The spectacular soundtrack Chris Bowers (who also signed Bridgerton and Queen Charlotte) gives the right clue to the line of the Secret Invasion series: dramatic and out of tune with other Marvel themes. Beautiful.
The most faithful fans are not enjoying the return of Nick Fury (Samuel L. Jackson), even less, the narrative of Secret Invasion. I differ because I’m appreciating it. Of course, the story is lint and repetitive: everyone is pissed off at Fury’s abandonment after the blip. He is out of shape, doesn’t keep promises, is arrogant, and even ungrateful to his Skrull friends. When he returns to Earth, Fury discovers that a Skrull orphan who arrived on the planet as a child, Gravik (Kingsley Ben-Adir), got tired of waiting for the promises made 30 years ago that they would have a new home and decided to accelerate human extinction. No one can blame him, aside from not going out of their way to help them, both Fury and Captain Marvel (Brie Larson) use them for their own ends. Fury has to save Earth, already been secretly invaded for years.
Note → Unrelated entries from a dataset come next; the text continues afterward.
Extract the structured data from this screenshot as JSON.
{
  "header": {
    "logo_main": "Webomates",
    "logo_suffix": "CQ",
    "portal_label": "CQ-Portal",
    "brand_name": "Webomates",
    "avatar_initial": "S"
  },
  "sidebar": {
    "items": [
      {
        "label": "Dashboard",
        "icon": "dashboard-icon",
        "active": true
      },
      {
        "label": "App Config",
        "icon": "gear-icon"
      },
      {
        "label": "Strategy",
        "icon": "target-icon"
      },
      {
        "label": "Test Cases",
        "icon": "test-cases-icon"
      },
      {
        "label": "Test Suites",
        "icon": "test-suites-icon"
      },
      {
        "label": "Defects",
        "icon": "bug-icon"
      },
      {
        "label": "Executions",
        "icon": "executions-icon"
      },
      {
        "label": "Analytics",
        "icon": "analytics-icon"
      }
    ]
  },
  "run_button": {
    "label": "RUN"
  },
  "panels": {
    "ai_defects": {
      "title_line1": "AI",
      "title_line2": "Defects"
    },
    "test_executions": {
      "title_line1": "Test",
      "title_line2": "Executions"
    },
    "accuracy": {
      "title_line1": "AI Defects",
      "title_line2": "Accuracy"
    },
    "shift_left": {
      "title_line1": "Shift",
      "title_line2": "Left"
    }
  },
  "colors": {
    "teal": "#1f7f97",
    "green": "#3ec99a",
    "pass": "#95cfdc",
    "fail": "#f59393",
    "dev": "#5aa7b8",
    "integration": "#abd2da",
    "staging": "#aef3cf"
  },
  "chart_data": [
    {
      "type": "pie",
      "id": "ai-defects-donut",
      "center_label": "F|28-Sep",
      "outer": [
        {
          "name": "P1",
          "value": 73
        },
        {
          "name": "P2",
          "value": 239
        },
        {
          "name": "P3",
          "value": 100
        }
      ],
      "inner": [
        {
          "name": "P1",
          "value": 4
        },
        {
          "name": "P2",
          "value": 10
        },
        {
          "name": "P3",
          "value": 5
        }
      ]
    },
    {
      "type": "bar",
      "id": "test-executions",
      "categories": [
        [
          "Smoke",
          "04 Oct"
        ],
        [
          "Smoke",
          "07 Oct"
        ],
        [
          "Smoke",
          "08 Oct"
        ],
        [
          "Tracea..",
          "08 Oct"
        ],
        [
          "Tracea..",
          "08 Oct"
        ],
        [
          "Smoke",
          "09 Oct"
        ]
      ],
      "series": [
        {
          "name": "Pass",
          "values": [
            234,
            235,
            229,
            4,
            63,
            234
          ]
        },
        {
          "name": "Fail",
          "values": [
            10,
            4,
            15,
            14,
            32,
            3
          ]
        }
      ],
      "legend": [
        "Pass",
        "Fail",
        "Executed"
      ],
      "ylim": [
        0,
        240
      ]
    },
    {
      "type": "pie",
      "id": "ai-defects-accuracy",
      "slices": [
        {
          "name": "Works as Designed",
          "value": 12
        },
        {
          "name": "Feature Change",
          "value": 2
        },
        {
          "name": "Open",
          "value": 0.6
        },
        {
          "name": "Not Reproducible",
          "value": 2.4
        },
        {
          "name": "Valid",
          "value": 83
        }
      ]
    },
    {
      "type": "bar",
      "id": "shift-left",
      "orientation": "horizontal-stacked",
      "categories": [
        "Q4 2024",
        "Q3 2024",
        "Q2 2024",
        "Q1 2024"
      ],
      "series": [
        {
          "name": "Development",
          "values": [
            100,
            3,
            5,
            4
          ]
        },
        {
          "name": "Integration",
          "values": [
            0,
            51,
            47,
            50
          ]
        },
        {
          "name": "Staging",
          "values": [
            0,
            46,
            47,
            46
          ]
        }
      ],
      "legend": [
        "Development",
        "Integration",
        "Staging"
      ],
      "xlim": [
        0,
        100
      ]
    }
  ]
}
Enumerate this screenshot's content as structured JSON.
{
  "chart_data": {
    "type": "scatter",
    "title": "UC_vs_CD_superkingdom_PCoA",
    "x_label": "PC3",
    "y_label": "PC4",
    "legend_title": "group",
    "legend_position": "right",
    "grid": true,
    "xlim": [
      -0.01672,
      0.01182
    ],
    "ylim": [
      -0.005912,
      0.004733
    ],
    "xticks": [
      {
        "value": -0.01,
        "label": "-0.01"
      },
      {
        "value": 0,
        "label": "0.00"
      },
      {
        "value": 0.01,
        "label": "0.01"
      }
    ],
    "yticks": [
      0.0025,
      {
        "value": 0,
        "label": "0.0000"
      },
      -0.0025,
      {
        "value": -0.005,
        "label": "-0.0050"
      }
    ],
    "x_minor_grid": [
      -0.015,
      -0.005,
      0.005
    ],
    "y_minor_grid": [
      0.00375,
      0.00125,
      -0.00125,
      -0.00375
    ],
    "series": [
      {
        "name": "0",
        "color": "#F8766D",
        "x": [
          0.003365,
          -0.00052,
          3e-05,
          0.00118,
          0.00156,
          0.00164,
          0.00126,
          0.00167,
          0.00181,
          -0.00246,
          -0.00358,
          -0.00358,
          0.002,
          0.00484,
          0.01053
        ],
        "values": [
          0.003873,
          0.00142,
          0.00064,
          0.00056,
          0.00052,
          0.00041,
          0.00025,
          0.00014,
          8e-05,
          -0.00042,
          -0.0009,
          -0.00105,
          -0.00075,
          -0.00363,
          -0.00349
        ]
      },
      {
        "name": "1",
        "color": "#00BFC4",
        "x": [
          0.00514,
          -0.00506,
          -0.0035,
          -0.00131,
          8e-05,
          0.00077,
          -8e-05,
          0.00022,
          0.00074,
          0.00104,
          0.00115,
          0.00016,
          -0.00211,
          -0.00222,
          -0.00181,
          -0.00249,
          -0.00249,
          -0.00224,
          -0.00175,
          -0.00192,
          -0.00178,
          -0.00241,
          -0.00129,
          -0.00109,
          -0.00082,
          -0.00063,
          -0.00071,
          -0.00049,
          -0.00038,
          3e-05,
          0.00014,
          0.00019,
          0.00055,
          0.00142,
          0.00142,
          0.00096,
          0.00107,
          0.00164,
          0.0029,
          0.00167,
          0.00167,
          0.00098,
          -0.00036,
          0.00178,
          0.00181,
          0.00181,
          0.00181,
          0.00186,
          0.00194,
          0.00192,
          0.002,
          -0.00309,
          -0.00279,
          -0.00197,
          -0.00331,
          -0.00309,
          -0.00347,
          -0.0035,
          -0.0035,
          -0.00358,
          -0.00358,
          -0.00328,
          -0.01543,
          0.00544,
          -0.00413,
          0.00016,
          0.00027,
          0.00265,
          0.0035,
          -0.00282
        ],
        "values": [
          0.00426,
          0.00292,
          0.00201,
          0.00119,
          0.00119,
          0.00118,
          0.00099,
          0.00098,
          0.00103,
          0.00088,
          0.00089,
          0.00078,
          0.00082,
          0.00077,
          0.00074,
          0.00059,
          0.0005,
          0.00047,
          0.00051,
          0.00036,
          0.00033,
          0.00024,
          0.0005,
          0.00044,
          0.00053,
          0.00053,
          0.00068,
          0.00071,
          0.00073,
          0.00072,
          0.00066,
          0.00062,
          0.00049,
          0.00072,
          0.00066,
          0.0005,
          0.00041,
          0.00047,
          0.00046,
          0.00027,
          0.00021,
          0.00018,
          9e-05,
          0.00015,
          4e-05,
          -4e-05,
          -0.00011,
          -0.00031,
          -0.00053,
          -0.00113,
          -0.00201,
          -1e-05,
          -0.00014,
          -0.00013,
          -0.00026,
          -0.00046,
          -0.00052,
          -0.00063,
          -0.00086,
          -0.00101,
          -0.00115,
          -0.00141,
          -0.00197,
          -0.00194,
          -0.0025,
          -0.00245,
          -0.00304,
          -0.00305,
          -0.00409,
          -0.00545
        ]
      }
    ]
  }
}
And that’s it. The only one who wants the same thing is Talos (Ben Mendelsohn), but even he is tired of the spy’s arrogance. And that’s it, nothing more than that happened in four episodes. Oh yes, Gravik discovered and used the formula to turn Skrulls into Super Skrulls, yet Fury still refuses to ask the Avengers for help. Is it because he anticipates that they also have a list of complaints about abandonment and bullying? At this point, that alone could justify Fury’s stubbornness, who loses Maria Hill (Cobie Smulders) and likely Talos in the process. The fact that 8 episodes three of them ended with someone killed on the road by Gravik takes away any emotion. More of the same?
What remains is that with Gravik in charge, and not knowing who is a Skrull or not, it may take Fury a while to find an alternative. At least there’s no multiverse here. Rhodey (Don Cheadle), for example, is no longer “he”, but we don’t know when. With no allies, Fury still insists on doing everything himself. His wife, Priscilla (Charlayne Woodard), actually a Skrull named Varra, also gave up trying, only saving him from killing him because of the history between them. And G’iah (Emilia Clarke) is fed up with parental submission to humans. She was playing double duty, but Gravik thinks he killed her not knowing that she is now a super Skrull herself.
What some found far-fetched, but I found beautiful, was using Raymond Carver’s poetry as the source and basis for the episode. Carver was a writer credited with revitalizing American literature in the 1980s, who struggled with alcoholism, and whose excerpt called Late Fragment was his last poem, written shortly before he died in 1988. Included in the book, A New Path to the Waterfall, he reflects on his life and his impending death.
And did you get what
you wanted from this life, even so?
I did.
And what did you want?
To call myself beloved, to feel myself
beloved on the earth.

Fury certainly, at the moment, is far from achieving anything even remotely close to being loved. In 2012, Priscila, quoted the text to him, when he was still, all well, and made it clear that the story of the two could be true love. However, in the current two, the conversation returns as a veiled farewell. She has the order to kill him and he is ready to defend himself. Both are wrong. And now?
The same words of poetry apply to Talos, who coveted only the same thing for himself and his people. We’ve followed the trajectory and friendship between General Skrull and Nick Fury for years. First seen as an antagonist by Fury and Captain Marvel, he has long since sided with the good guys and still has faith in humans. If it’s really his farewell to the Marvel universe (I bet it is), unfortunately, Talos wasn’t loved. Who doesn’t feel for him?